Seeing as this project was born of forty minutes of cut footage I thought it necessary to question Mathews on the editing process for Interior. Leather Bar.. I am interested to hear that the film originally clocked in at ninety minutes (its final running time is a wonderfully brief sixty minutes). This is a rare case of directorial self-restraint in an era that seems increasingly filled with films that are simply over-bloated. When I ask him about it, Mathews makes it clear that the brevity of the final product arose of a want to retain the energy he felt over the 2 day shoot:
“The things that I cut from the film were not juicy scenes that would make people ‘oh’ and ‘ah’, but were things that were like interesting scenes that were tangential, that were not to do with Val’s journey. It would have just been a mess of scenes instead of something that was just moving with one particular character…
“For me it was hard to make those choices, because, you know, a sixty minute movie (especially one with explicit content and that’s experimental) is hard to program. I had a lot of distributors asking is there anything I could pad the film with to make it seventy five minutes or eighty minutes… I could have done that, but it wouldn’t have been the film we wanted to make.”
This was a brave choice, especially considering Mathews’ history of distribution problems (famously, his debut was banned in Australia). When I ask him whether the reception to Interior was at all different to his previous films, he again touches on the difference between what he sees as a ‘gay movie’ and a ‘queer movie’, as well as the effect of Franco’s celebrity status:
“The big difference for me has been the stage that Interior is on, in terms of who’s seen it and who’s talking about it and the ways in which it’s being talked about. I didn’t really feel that way about I Want Your Love. I mean, I get it: it’s a movie with James Franco in it and producing/directing it where there’s explicit gay sex, I mean I get that. That’s been the big difference really.”
I finish by asking Mathews about the future and he goes on to tell me that his next solo feature will, again, be different to his prior oeuvre:
“James and I are gonna be working on another project at the end of the year, which I can’t really say too much about… But someone who’s been in my mind that I really want to be in this movie is Sharon Stone.
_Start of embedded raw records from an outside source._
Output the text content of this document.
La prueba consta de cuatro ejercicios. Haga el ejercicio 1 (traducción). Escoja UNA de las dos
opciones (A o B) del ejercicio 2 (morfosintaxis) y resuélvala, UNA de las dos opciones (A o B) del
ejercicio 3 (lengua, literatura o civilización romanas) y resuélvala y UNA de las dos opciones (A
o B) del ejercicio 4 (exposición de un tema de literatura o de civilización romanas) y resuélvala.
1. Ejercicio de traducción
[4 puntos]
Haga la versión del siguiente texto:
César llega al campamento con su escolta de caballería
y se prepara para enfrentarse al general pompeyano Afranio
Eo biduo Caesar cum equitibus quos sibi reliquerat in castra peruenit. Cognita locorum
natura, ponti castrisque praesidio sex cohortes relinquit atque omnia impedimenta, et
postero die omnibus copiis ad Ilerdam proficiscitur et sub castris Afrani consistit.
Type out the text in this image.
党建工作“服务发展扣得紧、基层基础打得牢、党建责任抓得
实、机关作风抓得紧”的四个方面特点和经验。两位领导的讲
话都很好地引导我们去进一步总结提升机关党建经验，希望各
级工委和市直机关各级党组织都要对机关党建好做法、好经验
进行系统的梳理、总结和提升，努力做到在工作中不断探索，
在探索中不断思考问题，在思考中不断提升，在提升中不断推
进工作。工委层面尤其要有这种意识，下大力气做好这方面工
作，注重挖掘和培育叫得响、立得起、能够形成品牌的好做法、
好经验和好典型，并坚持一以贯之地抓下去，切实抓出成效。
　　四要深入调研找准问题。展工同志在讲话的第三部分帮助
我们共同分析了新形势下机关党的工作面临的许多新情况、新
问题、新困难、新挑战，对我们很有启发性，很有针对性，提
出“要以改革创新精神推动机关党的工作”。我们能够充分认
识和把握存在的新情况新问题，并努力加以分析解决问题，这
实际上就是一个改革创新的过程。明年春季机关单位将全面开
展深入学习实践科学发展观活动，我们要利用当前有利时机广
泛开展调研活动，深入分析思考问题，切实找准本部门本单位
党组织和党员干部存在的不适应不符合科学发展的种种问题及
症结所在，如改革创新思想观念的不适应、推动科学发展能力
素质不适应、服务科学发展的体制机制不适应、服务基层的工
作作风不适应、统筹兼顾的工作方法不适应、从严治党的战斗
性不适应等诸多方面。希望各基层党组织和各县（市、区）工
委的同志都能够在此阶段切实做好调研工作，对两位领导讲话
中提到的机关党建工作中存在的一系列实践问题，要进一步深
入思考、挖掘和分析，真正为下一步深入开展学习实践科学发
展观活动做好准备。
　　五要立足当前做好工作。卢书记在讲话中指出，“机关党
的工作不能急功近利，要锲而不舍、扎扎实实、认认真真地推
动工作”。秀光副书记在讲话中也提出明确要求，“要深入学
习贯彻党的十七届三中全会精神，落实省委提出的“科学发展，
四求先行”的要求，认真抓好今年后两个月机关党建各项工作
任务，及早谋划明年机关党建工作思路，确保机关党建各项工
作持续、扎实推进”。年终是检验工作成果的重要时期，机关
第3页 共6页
It’s for a particular part that I think she would just knock out of the park.
“In the summer I’m gonna be shooting my next feature… Again, without really going into it, I’m ready to take all the things I’ve learned in the past three or four years and kind of up my game a little bit. So it’s going to be a film that I think is more sophisticated than stuff that I’ve done so far. And the main protagonist is gay, but it’s not going to be a movie where I’m showing explicit sex, or where the primary thrust is exploring sex.”
A Travis Mathews film without sex? A Travis Mathews film starring Sharon Stone? This may sound almost like a move towards the mainstream, but I wouldn’t count on it. For Mathews – who tells me that he never went to film school – each film is an experiment and a new learning curve:
“I Want Your Love was a hard process for me because it was my first film. With Interior, one of the things I loved about it was that the root of the film is documentary. I think in that space I kind of thrive. It’s like it’s moving, you know? And with a narrative film you can spend so much time filming one scene that it’s hard to keep up a dynamic freshness with it. Whereas with something like Interior you’re on a ride. And it’s fun.”